Friday prayers at al-Aqsa Mosque cancelled for Gaza residents

Al-Aqsa mosque in Jerusalem. Photo: Wikipedia

Al-Aqsa mosque in Jerusalem. Photo: Wikipedia

December 11, 2016. Travel to Friday prayers at al-Aqsa from the Gaza Strip has been canceled until further notice. The Civil Affairs Committee in Gaza, the Palestinian Authority’s coordination body for permits, received the official announcement last week. Committee officials were told by the Israeli authorities that the reason for the cancellation was that some worshippers did not return to Gaza on the same day as their travel. The permits are time-bound, for one day only.

Travel for prayer at the al-Aqsa Mosque has been permitted since October 2014, in the aftermath of Operation Protective Edge. A quota of 200 worshippers every Friday was put in place and permits were given only to persons aged 60 or over. A separate quota of 100 was set aside for UNRWA employees who travel for prayers every week.

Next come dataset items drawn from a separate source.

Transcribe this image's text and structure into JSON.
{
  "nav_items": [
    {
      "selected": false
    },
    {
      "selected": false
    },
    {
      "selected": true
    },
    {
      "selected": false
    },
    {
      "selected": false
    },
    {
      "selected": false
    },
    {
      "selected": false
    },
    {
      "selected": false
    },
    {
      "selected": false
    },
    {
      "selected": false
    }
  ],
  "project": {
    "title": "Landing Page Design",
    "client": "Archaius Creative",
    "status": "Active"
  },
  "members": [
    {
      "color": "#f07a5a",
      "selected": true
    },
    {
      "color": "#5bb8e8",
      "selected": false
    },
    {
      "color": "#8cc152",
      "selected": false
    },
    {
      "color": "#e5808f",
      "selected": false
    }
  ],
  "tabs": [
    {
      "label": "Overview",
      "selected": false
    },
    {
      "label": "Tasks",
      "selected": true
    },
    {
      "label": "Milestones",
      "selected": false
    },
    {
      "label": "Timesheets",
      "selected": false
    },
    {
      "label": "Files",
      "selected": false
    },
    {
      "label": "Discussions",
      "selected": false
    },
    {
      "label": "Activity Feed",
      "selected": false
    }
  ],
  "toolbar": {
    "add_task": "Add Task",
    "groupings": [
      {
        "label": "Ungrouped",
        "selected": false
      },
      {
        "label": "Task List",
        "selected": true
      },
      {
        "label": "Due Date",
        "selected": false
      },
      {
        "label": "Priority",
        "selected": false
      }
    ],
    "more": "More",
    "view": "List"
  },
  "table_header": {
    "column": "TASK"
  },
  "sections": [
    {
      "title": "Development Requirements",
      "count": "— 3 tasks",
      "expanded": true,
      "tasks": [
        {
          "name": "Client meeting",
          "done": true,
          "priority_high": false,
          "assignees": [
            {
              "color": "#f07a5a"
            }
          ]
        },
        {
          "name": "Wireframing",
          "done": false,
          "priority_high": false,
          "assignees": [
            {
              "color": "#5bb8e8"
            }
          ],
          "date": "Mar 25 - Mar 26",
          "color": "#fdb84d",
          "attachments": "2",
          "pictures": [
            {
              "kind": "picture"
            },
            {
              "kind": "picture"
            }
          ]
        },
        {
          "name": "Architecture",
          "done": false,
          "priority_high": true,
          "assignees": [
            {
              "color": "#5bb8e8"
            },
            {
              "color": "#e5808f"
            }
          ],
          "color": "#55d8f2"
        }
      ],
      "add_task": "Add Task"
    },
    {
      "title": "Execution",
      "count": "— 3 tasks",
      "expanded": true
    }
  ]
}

That quota has not been cancelled.

This is not the first time travel for prayers at the mosque has been cancelled as a punitive measure. In March this year, worshipper travel was halted for four weeks, on similar claims, that some of the worshippers did not return to Gaza immediately but stayed in the West Bank for several days.

Other than the blatant violation of freedom of movement and religious freedom, which are limited to begin with, this sudden cancellation illustrates the arbitrary conduct of the authorities regarding the issuing and cancelling of Gaza exit permits. It also demonstrates the degree of control Israel has over civilian life in the Strip – including over the lives of elderly residents who wish to pray at one of Islam’s holiest sites.